WICKET! Gayle c Mushfiqur b Shaifuddin 0 (West Indies 6-1)
Back to Gayle then, who has now gone 12 balls without getting off the mark. And he’s not going to get off the mark! His 13th delivery tempts him into a tentative, awkward push outside off and the ball just carries through to the keeper.
3rd over: West Indies 6-0 (Gayle 0, Lewis 5) A big play-and-miss from Lewis as Mortaza finds some movement off the pitch but he connects with the next – short and wide from the bowler and thunked through point for four. An inside edge then rattles into the pads and trickles wide of the off stump.
2nd over: West Indies 2-0 (Gayle 0, Lewis 1) Shaifuddin with the new ball at the River End. Lewis pushes his first ball into the off to get us under way and next up Shaifuddin sends down a leg-side wide but Gayle is taking his time to settle in. He’s now seen out
1st over: West Indies 0-0 (Gayle 0, Lewis 0) Mashrafe Mortaza opens the bowling, with Chris Gayle coiled at the striker’s end. The Bangladesh captain squares Gayle up with his second ball and, despite offering the batsman a bit of width later in the over, he starts off with a maiden.
“Is Bangladesh the only cricketing nation sporting an animal mascot which still roams (bits of) its landscape?” wonders Marting Wright. “Lions in Whipsnade don’t count.”
Anthemwatch: two of the jauntier anthems on the international circuit these. Amar Sonar Bangla lasts about an hour and a half but doesn’t really outstay it’s welcome as it’s such a nice tune. And I’m not a massive fan of “Rally Round the West Indies” but it’s still better than most.
Out come the teams. Amusingly, the young mascot seems to be dragging Chris Gayle out there.
A bit of pre-match reading: here’s Moeen Ali’s latest column for us:
West Indies: Gayle, Lewis, Hope, Pooran, Bravo, Hetmyer, Holder, Russell, Cottrell, Thomas, Gabriel.
Bangladesh: Tamim, Soumya, Shakib, Mushfiqur, Litton, Mahmudullah, Mosaddek, Shaifuddin, Mehidy, Mashrafe, Mustafizur.
Bangladesh’s Mashrafe Mortaza wins the toss and is going to have a bowl.
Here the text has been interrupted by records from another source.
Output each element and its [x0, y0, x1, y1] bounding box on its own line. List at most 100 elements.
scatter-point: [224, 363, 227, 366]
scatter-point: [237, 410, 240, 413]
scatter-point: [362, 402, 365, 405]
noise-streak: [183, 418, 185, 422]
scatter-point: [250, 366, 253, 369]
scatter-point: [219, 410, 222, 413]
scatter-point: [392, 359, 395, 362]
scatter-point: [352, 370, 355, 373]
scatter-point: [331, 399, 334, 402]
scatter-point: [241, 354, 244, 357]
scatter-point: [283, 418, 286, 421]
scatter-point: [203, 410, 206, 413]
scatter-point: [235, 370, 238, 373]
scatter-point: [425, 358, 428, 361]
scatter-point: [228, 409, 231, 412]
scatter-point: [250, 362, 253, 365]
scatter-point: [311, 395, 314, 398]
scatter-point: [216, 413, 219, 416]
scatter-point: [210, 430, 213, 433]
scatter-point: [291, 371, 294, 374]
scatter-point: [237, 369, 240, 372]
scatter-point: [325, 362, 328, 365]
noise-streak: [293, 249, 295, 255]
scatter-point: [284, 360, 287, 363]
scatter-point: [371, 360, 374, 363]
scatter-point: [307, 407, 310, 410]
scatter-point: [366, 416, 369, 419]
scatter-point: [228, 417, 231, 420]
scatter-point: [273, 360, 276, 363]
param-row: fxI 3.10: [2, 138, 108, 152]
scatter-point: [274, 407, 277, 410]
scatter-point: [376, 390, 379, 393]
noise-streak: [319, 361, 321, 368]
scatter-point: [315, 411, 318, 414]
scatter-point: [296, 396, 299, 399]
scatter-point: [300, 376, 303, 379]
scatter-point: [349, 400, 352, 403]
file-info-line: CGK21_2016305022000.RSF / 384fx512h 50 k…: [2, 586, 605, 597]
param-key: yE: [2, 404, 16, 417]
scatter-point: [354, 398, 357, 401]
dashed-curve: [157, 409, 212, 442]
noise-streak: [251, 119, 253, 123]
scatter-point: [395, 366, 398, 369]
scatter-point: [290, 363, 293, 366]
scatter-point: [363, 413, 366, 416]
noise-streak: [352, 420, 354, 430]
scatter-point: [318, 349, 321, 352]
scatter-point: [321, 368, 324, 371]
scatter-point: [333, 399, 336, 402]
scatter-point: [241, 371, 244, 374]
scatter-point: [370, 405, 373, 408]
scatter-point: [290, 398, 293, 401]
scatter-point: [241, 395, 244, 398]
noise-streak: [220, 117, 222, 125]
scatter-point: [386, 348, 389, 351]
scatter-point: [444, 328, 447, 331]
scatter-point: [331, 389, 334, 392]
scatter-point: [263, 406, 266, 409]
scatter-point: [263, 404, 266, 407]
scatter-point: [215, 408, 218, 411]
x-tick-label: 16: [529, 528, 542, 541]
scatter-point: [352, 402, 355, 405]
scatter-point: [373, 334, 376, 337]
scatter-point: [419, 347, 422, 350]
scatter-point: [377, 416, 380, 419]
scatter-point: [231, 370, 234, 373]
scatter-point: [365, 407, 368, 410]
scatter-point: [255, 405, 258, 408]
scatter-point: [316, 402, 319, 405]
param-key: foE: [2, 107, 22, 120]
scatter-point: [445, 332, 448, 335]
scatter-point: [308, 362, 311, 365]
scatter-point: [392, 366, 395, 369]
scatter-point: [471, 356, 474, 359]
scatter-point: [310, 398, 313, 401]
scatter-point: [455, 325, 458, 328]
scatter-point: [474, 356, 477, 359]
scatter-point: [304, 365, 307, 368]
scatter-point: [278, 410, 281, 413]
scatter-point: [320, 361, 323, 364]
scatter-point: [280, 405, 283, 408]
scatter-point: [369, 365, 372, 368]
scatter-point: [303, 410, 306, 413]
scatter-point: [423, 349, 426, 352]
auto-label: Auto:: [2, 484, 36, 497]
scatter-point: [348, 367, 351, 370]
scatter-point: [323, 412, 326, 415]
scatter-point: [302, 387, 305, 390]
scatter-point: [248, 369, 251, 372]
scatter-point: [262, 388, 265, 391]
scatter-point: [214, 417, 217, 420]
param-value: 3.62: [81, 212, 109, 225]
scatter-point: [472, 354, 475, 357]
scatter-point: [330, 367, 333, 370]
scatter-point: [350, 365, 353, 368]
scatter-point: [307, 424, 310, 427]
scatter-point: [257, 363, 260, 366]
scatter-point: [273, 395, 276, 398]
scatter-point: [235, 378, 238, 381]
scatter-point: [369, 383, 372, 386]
Bangladesh can feel a little hard-done-by so far in this tournament. They thumped South Africa and got very close against New Zealand before falling short against England – and if you wanted one of your games rained off, you wouldn’t choose the one against Sri Lanka. I make them favourites today.
Morning all. We’re pretty much slap-bang at the halfway point of the group stage and this feels like a must-win for both sides if either are to maintain realistic hopes of making the semi-finals.
The good news from Taunton is that for the first time since wooly mammoths were roaming the Somerset wilds, there’s no rain forecast. We should – should – be delay-free for the duration.